Tuned Random Forest Model Evaluation:

Here are the key metrics for the Random Forest model with tuned hyperparameters:

Precision: The model has a precision of 0.60 for detecting fraudulent transactions, which is slightly lower than the untuned Random Forest model.
Recall: The recall for fraudulent transactions is 0.86, which is still high.
F1-Score: The F1-score for fraudulent transactions is 0.71, which is comparable to the untuned Random Forest model.
AUC-ROC: The area under the ROC curve is approximately 0.928, which is a good indicator of the model’s ability to distinguish between the two classes.

The tuned Random Forest model shows good performance in terms of recall and F1-score, making it a strong candidate for our final model.

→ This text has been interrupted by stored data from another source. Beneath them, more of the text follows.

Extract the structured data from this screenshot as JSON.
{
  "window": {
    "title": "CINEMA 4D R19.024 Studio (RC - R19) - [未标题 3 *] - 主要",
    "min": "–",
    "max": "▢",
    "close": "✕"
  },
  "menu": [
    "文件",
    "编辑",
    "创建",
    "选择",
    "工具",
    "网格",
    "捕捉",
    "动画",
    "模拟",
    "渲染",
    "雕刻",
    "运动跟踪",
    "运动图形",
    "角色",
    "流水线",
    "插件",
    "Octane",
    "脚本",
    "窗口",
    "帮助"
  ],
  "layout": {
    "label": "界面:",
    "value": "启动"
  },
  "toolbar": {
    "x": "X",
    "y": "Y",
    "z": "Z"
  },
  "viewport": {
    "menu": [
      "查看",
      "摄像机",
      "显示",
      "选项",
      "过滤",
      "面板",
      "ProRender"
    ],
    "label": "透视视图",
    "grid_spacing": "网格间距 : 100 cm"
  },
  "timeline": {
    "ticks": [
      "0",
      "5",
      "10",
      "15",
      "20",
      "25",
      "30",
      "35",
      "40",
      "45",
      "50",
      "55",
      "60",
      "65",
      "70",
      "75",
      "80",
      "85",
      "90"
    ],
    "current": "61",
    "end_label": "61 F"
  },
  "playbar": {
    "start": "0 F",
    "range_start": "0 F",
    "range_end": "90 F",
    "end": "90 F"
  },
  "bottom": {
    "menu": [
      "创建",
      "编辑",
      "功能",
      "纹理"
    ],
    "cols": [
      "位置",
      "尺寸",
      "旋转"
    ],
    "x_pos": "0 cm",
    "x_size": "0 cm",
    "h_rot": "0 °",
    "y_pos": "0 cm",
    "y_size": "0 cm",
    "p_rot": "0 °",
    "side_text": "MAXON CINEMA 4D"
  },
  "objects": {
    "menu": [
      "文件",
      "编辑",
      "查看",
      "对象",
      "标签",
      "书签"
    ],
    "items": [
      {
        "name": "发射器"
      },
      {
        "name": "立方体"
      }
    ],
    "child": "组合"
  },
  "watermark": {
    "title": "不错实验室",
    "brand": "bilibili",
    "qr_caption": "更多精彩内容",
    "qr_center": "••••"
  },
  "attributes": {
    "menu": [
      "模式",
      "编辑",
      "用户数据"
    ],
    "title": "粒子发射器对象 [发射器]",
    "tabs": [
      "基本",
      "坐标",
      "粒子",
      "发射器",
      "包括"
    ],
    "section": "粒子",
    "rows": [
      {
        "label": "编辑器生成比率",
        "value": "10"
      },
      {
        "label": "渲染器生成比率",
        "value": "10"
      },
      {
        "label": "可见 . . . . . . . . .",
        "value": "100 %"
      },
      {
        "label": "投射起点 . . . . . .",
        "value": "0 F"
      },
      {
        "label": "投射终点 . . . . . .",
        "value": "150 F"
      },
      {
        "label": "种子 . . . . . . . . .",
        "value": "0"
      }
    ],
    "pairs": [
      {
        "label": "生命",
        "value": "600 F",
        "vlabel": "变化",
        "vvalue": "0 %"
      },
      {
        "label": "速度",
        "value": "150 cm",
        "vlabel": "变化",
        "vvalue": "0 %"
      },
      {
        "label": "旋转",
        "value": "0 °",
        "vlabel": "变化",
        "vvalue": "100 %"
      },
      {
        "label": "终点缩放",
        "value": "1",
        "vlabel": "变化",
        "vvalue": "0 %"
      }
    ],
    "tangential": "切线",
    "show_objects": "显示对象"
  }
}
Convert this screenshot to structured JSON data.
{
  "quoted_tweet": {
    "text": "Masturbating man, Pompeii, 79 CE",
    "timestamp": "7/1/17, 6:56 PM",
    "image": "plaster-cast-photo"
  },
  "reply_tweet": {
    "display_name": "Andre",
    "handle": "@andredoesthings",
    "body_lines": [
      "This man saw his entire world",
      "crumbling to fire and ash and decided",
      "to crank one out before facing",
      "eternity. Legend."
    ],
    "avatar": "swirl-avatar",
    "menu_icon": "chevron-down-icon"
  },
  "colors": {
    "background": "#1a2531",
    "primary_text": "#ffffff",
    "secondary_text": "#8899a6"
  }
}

Evaluation — Final Recommendations

After going through the CRISP-DM methodology, we have arrived at the following insights and recommendations:

Key Insights:

Data Imbalance: The dataset was highly imbalanced, with fraudulent transactions making up a very small proportion. We used manual oversampling to balance the classes in the training set.
Important Features: Features like V14, V10, V4, V12, and V17 were identified as the most important for predicting fraudulent transactions.
Model Performance: Random Forest outperformed Logistic Regression in terms of precision, recall, and F1-score. The tuned Random Forest model achieved an F1-score of 0.71 and an AUC-ROC of approximately 0.928.

Recommendations:

Model for Deployment: The tuned Random Forest model is recommended for detecting fraudulent transactions due to its superior performance.
Feature Focus: Emphasize the important features (V14, V10, V4, V12, V17) for any future data collection or feature engineering.
Continuous Monitoring: Given the nature of fraud detection, it is advisable to continuously monitor the model’s performance and update it as new data becomes available.